New multiphoton Microscope and endoscope could speed up disease diagnosis

Multiphoton microscope/two-photon excitation microscopy is a radiance imaging method. It permits imaging of living tissue up to about one millimeter in depth. Multiphoton Microscopy excitation, usually uses near infrared light. It also can accelerate fluorescent dyes. For each excitation, two photons of infrared light are absorbed. For minimizing the scattering in the tissue, it uses infrared light. Due to the absorption of multiphoton, the background signal is strongly suppressed. It increases the penetration depth for these microscopes.

Scientists have recently developed new multiphoton microscope and endoscope. This latest prototype has been designed by Imperil College, London in collaboration with the University of Bath. This new optical device could decrease the necessity of taking tissue samples during medical examinations and operations. Later, they are sending for testing to increase diagnosis and treatment. It could less down the healthcare costs.

The First optical device is a lightweight handheld microscope. It is designed to detect external tissue exposed while surgery. It can help physicians to compare normal and cancerous cells during operation. The advantage of this device that it can obtain high-quality 3D images of parts of the body while patients are doing the movements. For example, normal breathing. It is done by enabling to be applied to almost any exposed area of a patient’s body.

The second optical device is a tiny endoscope. It combines specially designed optical fibers and ultra-precise control of the light coupled into it.
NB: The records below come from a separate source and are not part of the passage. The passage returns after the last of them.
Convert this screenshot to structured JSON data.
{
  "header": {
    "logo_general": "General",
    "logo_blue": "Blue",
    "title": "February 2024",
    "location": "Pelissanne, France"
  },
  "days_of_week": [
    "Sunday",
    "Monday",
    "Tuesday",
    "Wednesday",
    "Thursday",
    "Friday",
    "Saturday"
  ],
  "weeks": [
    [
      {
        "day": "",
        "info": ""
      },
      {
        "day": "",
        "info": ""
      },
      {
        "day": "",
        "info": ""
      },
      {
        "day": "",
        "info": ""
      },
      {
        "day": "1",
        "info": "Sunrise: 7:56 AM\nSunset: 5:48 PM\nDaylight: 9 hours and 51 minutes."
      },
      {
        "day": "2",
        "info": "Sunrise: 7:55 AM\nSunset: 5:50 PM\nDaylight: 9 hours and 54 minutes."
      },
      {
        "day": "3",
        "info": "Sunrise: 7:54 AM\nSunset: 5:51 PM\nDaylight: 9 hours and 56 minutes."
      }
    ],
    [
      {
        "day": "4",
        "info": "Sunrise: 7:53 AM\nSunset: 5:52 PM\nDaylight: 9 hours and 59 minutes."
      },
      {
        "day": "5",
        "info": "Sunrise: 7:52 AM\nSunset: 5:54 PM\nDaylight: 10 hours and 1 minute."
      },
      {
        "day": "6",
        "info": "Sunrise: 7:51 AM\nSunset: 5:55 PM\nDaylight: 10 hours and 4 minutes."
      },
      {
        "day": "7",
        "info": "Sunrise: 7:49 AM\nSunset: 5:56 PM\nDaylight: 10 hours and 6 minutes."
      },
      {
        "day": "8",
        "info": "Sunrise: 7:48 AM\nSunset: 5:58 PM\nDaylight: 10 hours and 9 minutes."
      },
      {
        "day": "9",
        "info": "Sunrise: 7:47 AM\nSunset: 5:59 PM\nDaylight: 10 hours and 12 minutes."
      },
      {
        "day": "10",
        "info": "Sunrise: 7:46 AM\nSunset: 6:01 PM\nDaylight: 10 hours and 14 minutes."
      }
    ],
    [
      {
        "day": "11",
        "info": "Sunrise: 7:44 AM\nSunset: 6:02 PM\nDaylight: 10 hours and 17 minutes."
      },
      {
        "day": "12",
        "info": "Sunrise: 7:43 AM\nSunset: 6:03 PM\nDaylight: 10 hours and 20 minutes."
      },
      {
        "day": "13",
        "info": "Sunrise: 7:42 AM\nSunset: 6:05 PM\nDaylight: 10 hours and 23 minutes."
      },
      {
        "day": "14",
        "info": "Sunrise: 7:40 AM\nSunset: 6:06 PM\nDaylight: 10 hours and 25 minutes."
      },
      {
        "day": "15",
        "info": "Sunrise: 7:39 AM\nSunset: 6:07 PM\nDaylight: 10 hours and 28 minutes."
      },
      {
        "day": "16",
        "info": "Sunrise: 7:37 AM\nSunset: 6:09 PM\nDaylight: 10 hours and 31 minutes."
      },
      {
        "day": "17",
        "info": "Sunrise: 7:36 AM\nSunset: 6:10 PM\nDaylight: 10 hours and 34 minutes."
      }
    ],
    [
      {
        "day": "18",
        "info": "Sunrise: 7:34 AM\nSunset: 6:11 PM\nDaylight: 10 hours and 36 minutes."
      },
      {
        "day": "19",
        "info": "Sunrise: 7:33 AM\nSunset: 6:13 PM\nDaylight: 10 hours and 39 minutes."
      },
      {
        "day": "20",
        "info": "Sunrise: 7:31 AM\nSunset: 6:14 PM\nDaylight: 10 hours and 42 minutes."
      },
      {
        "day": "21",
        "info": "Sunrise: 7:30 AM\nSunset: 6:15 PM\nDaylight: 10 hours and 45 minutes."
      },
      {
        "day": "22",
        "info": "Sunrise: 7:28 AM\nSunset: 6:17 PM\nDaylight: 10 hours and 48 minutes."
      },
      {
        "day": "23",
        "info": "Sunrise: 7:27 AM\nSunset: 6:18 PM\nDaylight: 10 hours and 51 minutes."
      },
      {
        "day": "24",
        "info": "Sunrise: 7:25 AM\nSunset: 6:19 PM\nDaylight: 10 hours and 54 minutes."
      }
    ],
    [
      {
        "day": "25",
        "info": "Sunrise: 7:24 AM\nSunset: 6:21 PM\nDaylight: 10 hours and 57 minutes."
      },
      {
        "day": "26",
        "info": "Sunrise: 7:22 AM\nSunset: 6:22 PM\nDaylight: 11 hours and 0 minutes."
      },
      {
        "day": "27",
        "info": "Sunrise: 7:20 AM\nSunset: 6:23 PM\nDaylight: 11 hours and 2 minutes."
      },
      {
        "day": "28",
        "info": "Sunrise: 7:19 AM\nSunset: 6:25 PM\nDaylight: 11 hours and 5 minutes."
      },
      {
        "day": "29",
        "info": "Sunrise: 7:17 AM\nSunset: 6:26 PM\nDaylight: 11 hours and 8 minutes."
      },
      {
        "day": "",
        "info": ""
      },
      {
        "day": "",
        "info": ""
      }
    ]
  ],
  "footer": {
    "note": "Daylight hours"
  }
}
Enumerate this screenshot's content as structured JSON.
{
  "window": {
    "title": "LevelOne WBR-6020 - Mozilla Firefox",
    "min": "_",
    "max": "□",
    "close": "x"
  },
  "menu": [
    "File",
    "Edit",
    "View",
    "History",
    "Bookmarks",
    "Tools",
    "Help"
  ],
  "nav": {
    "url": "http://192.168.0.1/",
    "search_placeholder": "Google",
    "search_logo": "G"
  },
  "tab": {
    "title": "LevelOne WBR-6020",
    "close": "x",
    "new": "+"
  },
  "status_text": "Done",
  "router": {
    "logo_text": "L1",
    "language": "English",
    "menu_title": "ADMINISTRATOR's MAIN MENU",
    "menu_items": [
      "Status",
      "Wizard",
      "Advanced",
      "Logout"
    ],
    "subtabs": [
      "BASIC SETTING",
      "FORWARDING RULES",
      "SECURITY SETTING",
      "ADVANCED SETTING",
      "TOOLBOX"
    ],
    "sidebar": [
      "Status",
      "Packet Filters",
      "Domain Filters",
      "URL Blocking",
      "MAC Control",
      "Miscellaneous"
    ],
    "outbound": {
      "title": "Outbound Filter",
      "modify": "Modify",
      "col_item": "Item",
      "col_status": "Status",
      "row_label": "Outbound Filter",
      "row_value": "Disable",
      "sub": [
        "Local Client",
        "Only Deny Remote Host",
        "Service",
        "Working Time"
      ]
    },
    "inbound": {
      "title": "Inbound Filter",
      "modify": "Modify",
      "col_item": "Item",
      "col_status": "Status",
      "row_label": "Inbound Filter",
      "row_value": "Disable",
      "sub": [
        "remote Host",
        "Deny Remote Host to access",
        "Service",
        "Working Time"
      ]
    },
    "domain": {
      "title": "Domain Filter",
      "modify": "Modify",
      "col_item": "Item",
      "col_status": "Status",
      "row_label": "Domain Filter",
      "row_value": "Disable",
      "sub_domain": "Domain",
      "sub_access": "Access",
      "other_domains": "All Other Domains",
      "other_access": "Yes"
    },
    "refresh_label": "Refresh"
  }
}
It can insert inside the body to bring out the internal cell scale examination, for example, during neurosurgery. It has the potential that it can provide high-resolution images by allowing surgeons to see inside individual cells at an adjustable depth below the surface of the tissue.

Presently, treatment of many diseases requires taking a sample of a tissue from the patient. After that, it tested in a laboratory by studying it under a microscope and then give back the results to the clinician.

Both new devices harness multiphoton excited fluorescence microscope technique to gather individual cells in their native tissues. It also could be useful for a consulting room or an operating theater to help physicians to detect diseased tissue and prescribe a rapid diagnosis.

Dr. Chris Dunsby of Imperial college London project leader, said, “These new devices open up existing possibilities in the field of intensity diagnose and could help to improve patient care in the future.”

Both devices use new multicore optical fibers. This new multicore optical fiber was developed by Bath’s Centre for Photonics and Photonic material.

This handheld, lightweight microscope combines a tracking mechanism that makes restitution for the patient’s movement by ensuring the creation of fixed images. And the device called endoscope is a fraction of a millimeter in diameter. It doesn’t have any moving parts.

Professor Jonathan Knight, who led the University of Bath team, said, “This has been a very exciting project which has enabled us to develop fibers with a performance which we would have previously thought impossible.”

This new technique will be used by physicians for clinical use within next 5- 10 years.